Sunday, January 22, 2012

Snowy Owl @ Pt. Mouillee - 22 Jan 2012

Overcast, cloudy, cold, 16F.  Today I thought I'd try to find the Snowy Owl that was spotted a few weeks ago at Pt. Mouillee.  It wasn't as nice as yesterday, when we had sunny skies and crisp, cold temps, so I knew that photography was going to be a challenge. 

I drove down Reaume Rd. next to the Gibralter Landfill and found a Peregrine Falcon perched atop a powerline.  It was dark, and I was a good 70 yds. away, but managed a couple of digiscoped images of the falcon as preened after (apparently) a meal.  Note the blood on the belly feathers.  I attempted to get closer, but my camera battery died, then my scope attachment loosened.  By the time I was able to correct my foibles the bird decided to fly off.

I parked at Roberts Rd. at walked the dike toward the Banana Unit.  I veered to the right to take the Lake Erie shoreline in case any owls may be roosting along the rocks.  A stiff wind was coming off the lake, so winchill was near 0F.  There was little to be seen, and nothing to be heard.  The lake was frozen, and it was eerily quiet.


As I approached the SE corner of Cell 3 I began to see flyover Common Mergansers, and a few Common Goldeneye off in the distance.  American Tree Sparrows and Northern Cardinals began to appear along the rocks to my right and in the phragmites on my left.  As I put my binoculars to my eyes to scan Cell 3 I spotted a small lump near the north end.  I wasn't certain, but it appeared to be a Snowy Owl.

I put the scope on it and immediately was able to confirm the presence of an immature owl.  The lack of bib suggested a female bird.  Too far to digiscope, I continued on toward the middle of Cell 3 where the bird was sitting on the ice.  From the dike the bird was still too far off to digiscope, but I took a few photos for record.  The only way to get decent images would be to climb down the banks and approach the bird.  I wasn't keen on spooking the owl, so I continued walking around the north end.

I walked around the dike and started heading back along the west dike and found that the bird was a bit closer from this side of the cell.  I took the chance and headed down the bank and approached to within about 100 yds. of the owl.  I took my time, making sure that owl wasn't on alert.  Its eyes were closed, and it turned its head every few minutes, indicating that my presence was not a threat.

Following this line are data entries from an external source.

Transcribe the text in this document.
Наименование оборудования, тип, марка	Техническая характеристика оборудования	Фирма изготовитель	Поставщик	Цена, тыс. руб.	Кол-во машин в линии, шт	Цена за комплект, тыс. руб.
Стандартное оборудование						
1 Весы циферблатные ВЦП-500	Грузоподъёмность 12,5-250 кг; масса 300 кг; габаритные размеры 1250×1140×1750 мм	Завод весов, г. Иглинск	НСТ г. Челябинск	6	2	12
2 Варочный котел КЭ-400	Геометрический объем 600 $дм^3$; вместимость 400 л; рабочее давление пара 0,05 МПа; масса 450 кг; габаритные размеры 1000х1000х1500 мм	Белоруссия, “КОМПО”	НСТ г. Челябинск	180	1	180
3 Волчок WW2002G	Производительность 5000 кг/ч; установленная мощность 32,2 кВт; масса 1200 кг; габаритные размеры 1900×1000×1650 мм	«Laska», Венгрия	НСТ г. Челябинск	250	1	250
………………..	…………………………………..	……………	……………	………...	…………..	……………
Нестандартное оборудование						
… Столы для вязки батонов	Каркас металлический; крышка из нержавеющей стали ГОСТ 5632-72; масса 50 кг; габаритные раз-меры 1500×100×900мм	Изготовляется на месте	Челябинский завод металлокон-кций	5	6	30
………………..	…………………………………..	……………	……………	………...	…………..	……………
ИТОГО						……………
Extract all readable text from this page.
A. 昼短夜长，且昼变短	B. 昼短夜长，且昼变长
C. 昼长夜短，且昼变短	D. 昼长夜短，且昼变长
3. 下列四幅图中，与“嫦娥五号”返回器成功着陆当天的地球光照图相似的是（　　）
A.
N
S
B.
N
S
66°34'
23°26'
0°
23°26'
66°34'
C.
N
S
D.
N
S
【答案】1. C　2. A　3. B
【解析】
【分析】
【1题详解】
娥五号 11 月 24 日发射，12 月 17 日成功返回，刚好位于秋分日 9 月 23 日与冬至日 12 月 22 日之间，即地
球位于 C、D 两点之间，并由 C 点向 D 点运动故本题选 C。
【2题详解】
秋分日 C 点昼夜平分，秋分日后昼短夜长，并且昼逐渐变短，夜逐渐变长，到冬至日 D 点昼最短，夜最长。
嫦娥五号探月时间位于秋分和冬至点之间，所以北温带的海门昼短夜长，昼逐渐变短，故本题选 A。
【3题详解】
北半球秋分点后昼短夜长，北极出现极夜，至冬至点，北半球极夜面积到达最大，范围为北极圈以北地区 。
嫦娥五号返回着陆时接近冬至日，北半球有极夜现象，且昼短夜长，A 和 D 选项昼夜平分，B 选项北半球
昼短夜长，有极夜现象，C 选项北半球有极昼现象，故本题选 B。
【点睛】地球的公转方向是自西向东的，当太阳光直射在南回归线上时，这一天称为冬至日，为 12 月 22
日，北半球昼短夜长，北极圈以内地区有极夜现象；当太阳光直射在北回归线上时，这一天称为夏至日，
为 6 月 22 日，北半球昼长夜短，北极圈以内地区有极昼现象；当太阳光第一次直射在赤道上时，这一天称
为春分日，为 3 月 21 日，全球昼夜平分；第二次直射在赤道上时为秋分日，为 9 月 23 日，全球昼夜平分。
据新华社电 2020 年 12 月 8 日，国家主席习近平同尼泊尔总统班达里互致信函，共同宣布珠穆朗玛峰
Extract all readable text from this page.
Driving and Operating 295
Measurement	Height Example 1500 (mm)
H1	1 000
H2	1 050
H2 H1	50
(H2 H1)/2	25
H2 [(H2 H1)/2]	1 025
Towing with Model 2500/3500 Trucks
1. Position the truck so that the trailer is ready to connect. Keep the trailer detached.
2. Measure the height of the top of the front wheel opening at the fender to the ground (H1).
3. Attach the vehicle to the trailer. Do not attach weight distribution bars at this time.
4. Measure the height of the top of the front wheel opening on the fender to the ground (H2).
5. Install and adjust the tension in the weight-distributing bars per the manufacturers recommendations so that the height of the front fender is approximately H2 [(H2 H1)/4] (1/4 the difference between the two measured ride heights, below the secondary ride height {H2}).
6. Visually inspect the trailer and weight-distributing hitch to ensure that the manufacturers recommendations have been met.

I approached to within about 50 yds when I felt that it was aware of my presence. I quietly took some digiscoped images as it watched me, then carefully backed up and left the area.  I was happy to return to the dike and continue on toward the car w/o having flushed the bird.  I probably could've gotten closer, but better photos would not have been worth the potential expenditure of unnecessary energy on the owl's part.  As I reached to the south end of Cell 3 I looked back and found the Snowy still sitting in its location.  Unless disturbed It'll probably stay there until its ready to resume hunting.

After hiking through the snow for a good 3 hours I returned to the car thoroughly exhausted. 

4 comments:

Bill Haney said...

Jerry, Thanks for this. Good stuff. And thanks for being so careful to not spook the owl. Vinegar Bill

Bill Haney said...

Jerry, Thanks for this. Good stuff. And thanks for being so careful to not spook the owl. Vinegar Bill

wordsaboutbirds.com said...

Nice shots of the Owl! Now only if one of them would show up in my area or Central PA.

dAwN said...

Ahhhh...I love Snowies! You showed it allot of respect! Wish more people would do the same. Great shots!